The adoption of decentralization continues to proceed at a steady pace, and more and more countries are taking the initiative of accepting DeFi in either a legal or private approach. Recently Venezuela airport has announced to start accepting BTC payments from the passengers. This is done in a private capacity and not the state of Venezuela coming forward to form an allegiance with cryptocurrencies.
The Venezuelan airport director Maiquetia says that it is important to update the current infrastructure of the airport, so it becomes accessible to people from all walks of life using crypto or not. BTC will be able to get the passengers tickets on the airport and other related services; they will be able to use BTC at restaurants, in the gift shop, as well as in every other section or offering of the airport. The Simon Bolivar international airport will be declaring BTC as an acceptable cryptocurrency soon enough in an official capacity.
Crypto Adoption In Venezuela
This airport is present in the capital of Venezuela, just in downtown Caracas. When asked if the airport will only be accepting BTC or other cryptocurrencies as well? Director Freddy Borges clarified that they would very much like to start with Bitcoin initially and when the operation has reached a smoother curve, and there are no technical issues of any kind, other cryptocurrencies will be added periodically, such as Dash and Venezuela’s very own oil pegged digital currency known as Petro. All of this transition would take place in coordination with the National superintendence of the crypto assets and the related activities.

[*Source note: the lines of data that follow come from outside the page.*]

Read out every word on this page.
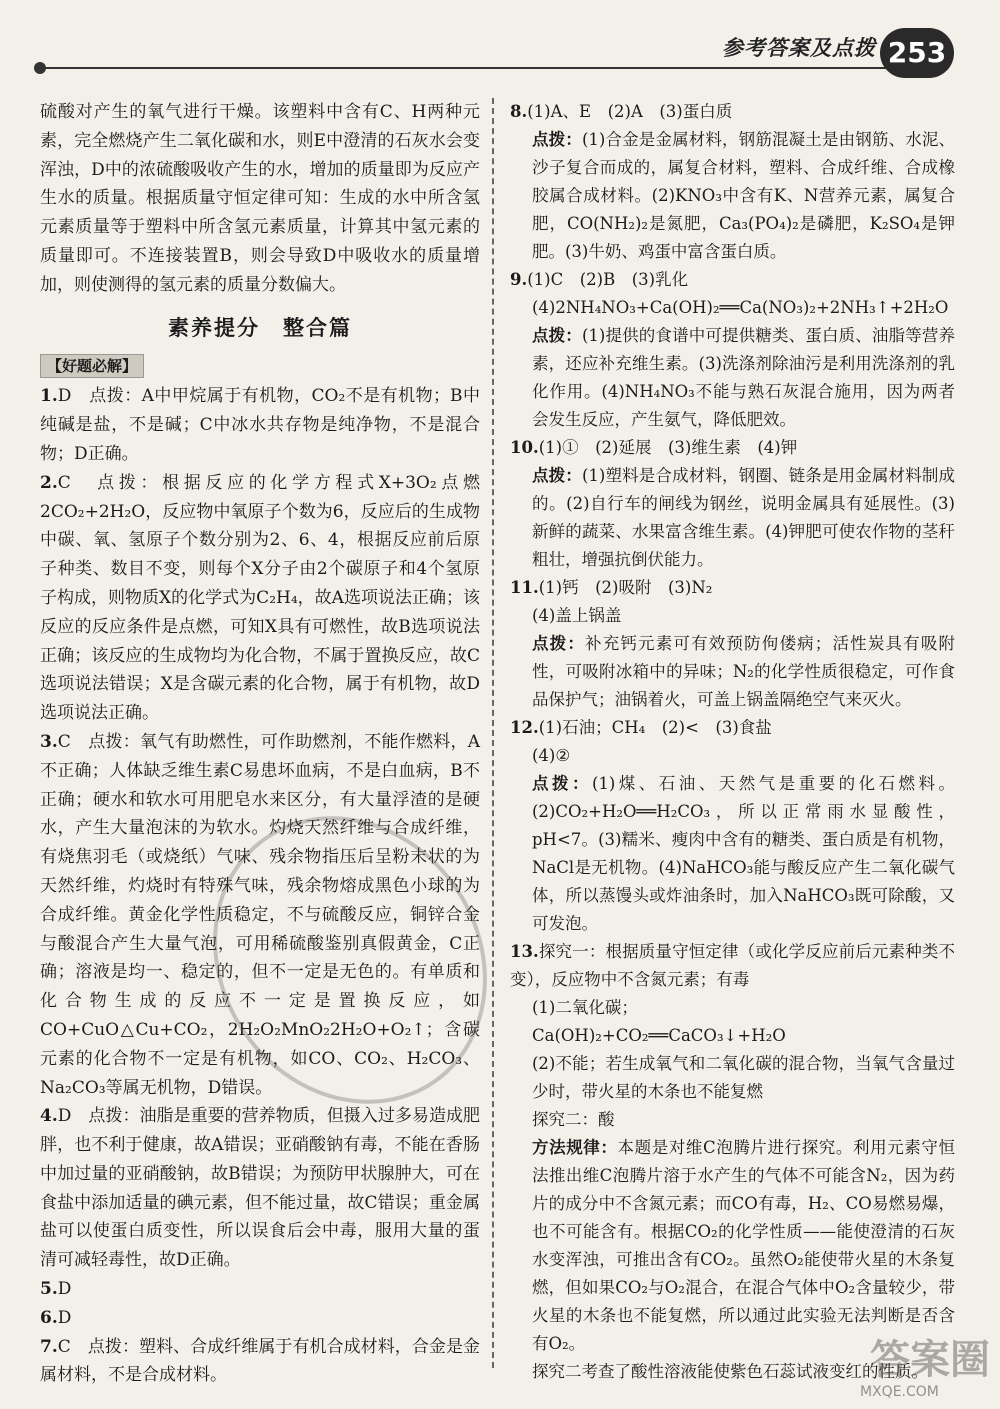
参考答案及点拨 253

硫酸对产生的氧气进行干燥。该塑料中含有C、H两种元素，完全燃烧产生二氧化碳和水，则E中澄清的石灰水会变浑浊，D中的浓硫酸吸收产生的水，增加的质量即为反应产生水的质量。根据质量守恒定律可知：生成的水中所含氢元素质量等于塑料中所含氢元素质量，计算其中氢元素的质量即可。不连接装置B，则会导致D中吸收水的质量增加，则使测得的氢元素的质量分数偏大。

素养提分　整合篇
【好题必解】

1.D　点拨：A中甲烷属于有机物，CO₂不是有机物；B中纯碱是盐，不是碱；C中冰水共存物是纯净物，不是混合物；D正确。

2.C　点拨：根据反应的化学方程式X+3O₂点燃2CO₂+2H₂O，反应物中氧原子个数为6，反应后的生成物中碳、氧、氢原子个数分别为2、6、4，根据反应前后原子种类、数目不变，则每个X分子由2个碳原子和4个氢原子构成，则物质X的化学式为C₂H₄，故A选项说法正确；该反应的反应条件是点燃，可知X具有可燃性，故B选项说法正确；该反应的生成物均为化合物，不属于置换反应，故C选项说法错误；X是含碳元素的化合物，属于有机物，故D选项说法正确。

3.C　点拨：氧气有助燃性，可作助燃剂，不能作燃料，A不正确；人体缺乏维生素C易患坏血病，不是白血病，B不正确；硬水和软水可用肥皂水来区分，有大量浮渣的是硬水，产生大量泡沫的为软水。灼烧天然纤维与合成纤维，有烧焦羽毛（或烧纸）气味、残余物指压后呈粉末状的为天然纤维，灼烧时有特殊气味，残余物熔成黑色小球的为合成纤维。黄金化学性质稳定，不与硫酸反应，铜锌合金与酸混合产生大量气泡，可用稀硫酸鉴别真假黄金，C正确；溶液是均一、稳定的，但不一定是无色的。有单质和化合物生成的反应不一定是置换反应，如CO+CuO△Cu+CO₂，2H₂O₂MnO₂2H₂O+O₂↑；含碳元素的化合物不一定是有机物，如CO、CO₂、H₂CO₃、Na₂CO₃等属无机物，D错误。

4.D　点拨：油脂是重要的营养物质，但摄入过多易造成肥胖，也不利于健康，故A错误；亚硝酸钠有毒，不能在香肠中加过量的亚硝酸钠，故B错误；为预防甲状腺肿大，可在食盐中添加适量的碘元素，但不能过量，故C错误；重金属盐可以使蛋白质变性，所以误食后会中毒，服用大量的蛋清可减轻毒性，故D正确。

5.D

6.D

7.C　点拨：塑料、合成纤维属于有机合成材料，合金是金属材料，不是合成材料。

8.(1)A、E　(2)A　(3)蛋白质

点拨：(1)合金是金属材料，钢筋混凝土是由钢筋、水泥、沙子复合而成的，属复合材料，塑料、合成纤维、合成橡胶属合成材料。(2)KNO₃中含有K、N营养元素，属复合肥，CO(NH₂)₂是氮肥，Ca₃(PO₄)₂是磷肥，K₂SO₄是钾肥。(3)牛奶、鸡蛋中富含蛋白质。

9.(1)C　(2)B　(3)乳化

(4)2NH₄NO₃+Ca(OH)₂══Ca(NO₃)₂+2NH₃↑+2H₂O

点拨：(1)提供的食谱中可提供糖类、蛋白质、油脂等营养素，还应补充维生素。(3)洗涤剂除油污是利用洗涤剂的乳化作用。(4)NH₄NO₃不能与熟石灰混合施用，因为两者会发生反应，产生氨气，降低肥效。

10.(1)①　(2)延展　(3)维生素　(4)钾

点拨：(1)塑料是合成材料，钢圈、链条是用金属材料制成的。(2)自行车的闸线为钢丝，说明金属具有延展性。(3)新鲜的蔬菜、水果富含维生素。(4)钾肥可使农作物的茎秆粗壮，增强抗倒伏能力。

11.(1)钙　(2)吸附　(3)N₂

(4)盖上锅盖

点拨：补充钙元素可有效预防佝偻病；活性炭具有吸附性，可吸附冰箱中的异味；N₂的化学性质很稳定，可作食品保护气；油锅着火，可盖上锅盖隔绝空气来灭火。

12.(1)石油；CH₄　(2)<　(3)食盐

(4)②

点拨：(1)煤、石油、天然气是重要的化石燃料。(2)CO₂+H₂O══H₂CO₃，所以正常雨水显酸性，pH<7。(3)糯米、瘦肉中含有的糖类、蛋白质是有机物，NaCl是无机物。(4)NaHCO₃能与酸反应产生二氧化碳气体，所以蒸馒头或炸油条时，加入NaHCO₃既可除酸，又可发泡。

13.探究一：根据质量守恒定律（或化学反应前后元素种类不变），反应物中不含氮元素；有毒

(1)二氧化碳；

Ca(OH)₂+CO₂══CaCO₃↓+H₂O

(2)不能；若生成氧气和二氧化碳的混合物，当氧气含量过少时，带火星的木条也不能复燃

探究二：酸

方法规律：本题是对维C泡腾片进行探究。利用元素守恒法推出维C泡腾片溶于水产生的气体不可能含N₂，因为药片的成分中不含氮元素；而CO有毒，H₂、CO易燃易爆，也不可能含有。根据CO₂的化学性质——能使澄清的石灰水变浑浊，可推出含有CO₂。虽然O₂能使带火星的木条复燃，但如果CO₂与O₂混合，在混合气体中O₂含量较少，带火星的木条也不能复燃，所以通过此实验无法判断是否含有O₂。

探究二考查了酸性溶液能使紫色石蕊试液变红的性质。

答案圈
MXQE.COM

It seems that Venezuela’s airport is going to dive into this whole adventure without first developing a legal framework directing how this whole thing is going to work in the long run. The very reason why the airport is moving with digital currencies is that the management is concerned with updating the operations of the airport in accordance with the latest monetary standards. But a much more convenient and efficient way of doing so would be to first develop a legal framework, run down all the regulatory information and analysis, and only then proceed with this transition.